La star de Wimbledon est le fils d’un multimillionnaire de hedge funds
Arthur Fery, la star de Wimbledon cette année, devrait gagner près de 5 millions de dollars s’il remporte le tournoi. Cela n’est rien en comparaison de la fortune de sa famille.
Le Britannique Fery a été la surprise des championnats de Wimbledon en 2026. Le joueur de 23 ans n’est inscrit que comme wild card, invité par les organisateurs car son 114e classement mondial était trop bas pour se qualifier automatiquement.
Mercredi, il a remporté son quart de finale contre la neuvième tête de série, Flavio Cobolli, en deux sets – sous le regard de la reine depuis la loge royale du court central. Cela fait de Fery le cinquième Britannique à atteindre les demi-finales de Wimbledon depuis le début de l’Open Era en 1968, où il affrontera l’Allemand Alexander Zverev.
S’il perd en demi-finale, Fery remportera environ 1,2 million de dollars, pouvant atteindre 2,4 millions de dollars s’il atteint la finale, et 4,8 millions de dollars s’il gagne le tout.
Cependant, à côté de la richesse de son père, ces chiffres ne sont que de la monnaie de poche.
Selon le magazine économique français Challenges, le père de Fery, Loïc, est le 402e homme le plus riche de France, avec une fortune de 330 millions d’euros, soit environ 380 millions de dollars.
Il a commencé à travailler comme trader financier à Hong Kong pour la banque française Société Générale. Il a gravi les échelons avant de créer son propre fonds spéculatif, Chenavari Investment Managers, en 2008. Le site Internet de la société indique qu’elle gère 5,8 milliards de dollars d’actifs.
Il a également été propriétaire du FC Lorient, une équipe de football de première division française, entre 2009 et janvier de cette année. Il a vendu sa participation au Black Night Football Club de Bill Foley, mais reste le président de l’équipe.
Arthur Fery a fréquenté l’école d’élite King’s College de Wimbledon, à 20 minutes à pied des terrains de tennis sacrés. Les frais de scolarité coûtent jusqu’à 50 000 $ par an. Le Times de Londres l’a classée huitième meilleure école du Royaume-Uni cette année.
En 2020, il s’est inscrit à l’Université de Stanford grâce à une bourse de tennis et est devenu le joueur en simple le mieux classé du circuit universitaire.
Avec les coûts d’entraînement et d’accès aux installations, le tennis a toujours été associé à la richesse. Cela est devenu encore plus évident ces dernières années avec le succès d’Emma Navarro et de Jessica Pegula, dont les pères sont tous deux milliardaires.

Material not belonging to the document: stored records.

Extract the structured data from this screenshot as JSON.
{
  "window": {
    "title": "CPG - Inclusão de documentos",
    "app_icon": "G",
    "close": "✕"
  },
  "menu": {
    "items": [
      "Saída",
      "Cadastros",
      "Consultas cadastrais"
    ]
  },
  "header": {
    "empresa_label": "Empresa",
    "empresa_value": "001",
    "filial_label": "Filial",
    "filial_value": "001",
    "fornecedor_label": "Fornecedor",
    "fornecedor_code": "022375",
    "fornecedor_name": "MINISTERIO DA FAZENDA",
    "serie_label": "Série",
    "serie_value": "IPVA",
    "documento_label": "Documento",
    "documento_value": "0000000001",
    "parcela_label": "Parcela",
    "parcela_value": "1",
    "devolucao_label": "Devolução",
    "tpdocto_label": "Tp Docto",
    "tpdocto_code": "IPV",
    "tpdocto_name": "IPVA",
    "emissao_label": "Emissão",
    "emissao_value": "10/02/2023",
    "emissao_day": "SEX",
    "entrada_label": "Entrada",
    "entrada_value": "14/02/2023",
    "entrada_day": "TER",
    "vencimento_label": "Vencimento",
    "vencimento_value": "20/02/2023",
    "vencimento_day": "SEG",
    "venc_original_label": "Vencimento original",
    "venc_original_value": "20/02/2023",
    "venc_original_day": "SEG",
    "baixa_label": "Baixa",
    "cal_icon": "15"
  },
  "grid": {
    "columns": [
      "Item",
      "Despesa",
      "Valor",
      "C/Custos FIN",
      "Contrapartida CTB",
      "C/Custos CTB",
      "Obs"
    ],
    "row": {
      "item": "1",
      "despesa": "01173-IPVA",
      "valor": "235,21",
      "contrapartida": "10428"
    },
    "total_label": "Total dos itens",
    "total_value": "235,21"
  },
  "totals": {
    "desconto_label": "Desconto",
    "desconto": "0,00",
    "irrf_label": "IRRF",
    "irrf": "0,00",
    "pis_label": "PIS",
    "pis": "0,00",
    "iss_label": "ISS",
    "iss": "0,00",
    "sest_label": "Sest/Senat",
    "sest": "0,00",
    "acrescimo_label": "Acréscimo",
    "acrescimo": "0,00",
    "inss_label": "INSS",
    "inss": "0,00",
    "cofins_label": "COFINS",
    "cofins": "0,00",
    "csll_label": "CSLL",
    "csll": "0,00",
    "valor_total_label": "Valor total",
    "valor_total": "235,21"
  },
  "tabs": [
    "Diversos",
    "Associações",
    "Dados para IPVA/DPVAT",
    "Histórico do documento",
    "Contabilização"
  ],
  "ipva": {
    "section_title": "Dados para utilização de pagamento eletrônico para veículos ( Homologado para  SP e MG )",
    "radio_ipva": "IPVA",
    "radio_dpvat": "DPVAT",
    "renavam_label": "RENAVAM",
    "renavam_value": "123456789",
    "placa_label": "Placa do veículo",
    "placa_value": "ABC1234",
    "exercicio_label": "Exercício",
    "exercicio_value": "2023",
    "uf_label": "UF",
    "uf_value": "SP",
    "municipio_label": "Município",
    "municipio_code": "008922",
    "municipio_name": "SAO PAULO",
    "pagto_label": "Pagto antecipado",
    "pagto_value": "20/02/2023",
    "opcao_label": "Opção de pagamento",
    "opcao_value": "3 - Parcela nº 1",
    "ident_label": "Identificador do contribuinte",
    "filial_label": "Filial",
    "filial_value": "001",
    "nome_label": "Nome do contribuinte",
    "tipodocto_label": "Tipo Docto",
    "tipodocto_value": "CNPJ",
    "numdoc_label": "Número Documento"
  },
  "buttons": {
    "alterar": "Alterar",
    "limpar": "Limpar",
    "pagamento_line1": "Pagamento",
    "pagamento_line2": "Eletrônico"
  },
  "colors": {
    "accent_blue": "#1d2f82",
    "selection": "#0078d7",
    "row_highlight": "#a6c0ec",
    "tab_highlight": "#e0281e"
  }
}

Le succès de Fery à Wimbledon, cependant, est sans doute dû à un trait que l’argent ne peut pas acheter : la détermination.
À 5 pieds 9 pouces, il est l’un des joueurs masculins les plus petits et n’a pas la même portée et la même vitesse de service que de nombreux adversaires. Cependant, il a connu le succès grâce à sa persévérance et son athlétisme, courant sur tout le terrain pour renvoyer le ballon et ne jamais lâcher un point.
Vendredi, il affrontera le troisième joueur mondial, Zverev de 6 pieds 6 pouces. Une victoire ferait de lui le premier joueur britannique à atteindre une finale en simple du Grand Chelem depuis Andy Murray en 2016, et la deuxième wild card depuis que Goran Ivanišević a remporté les championnats de 2001.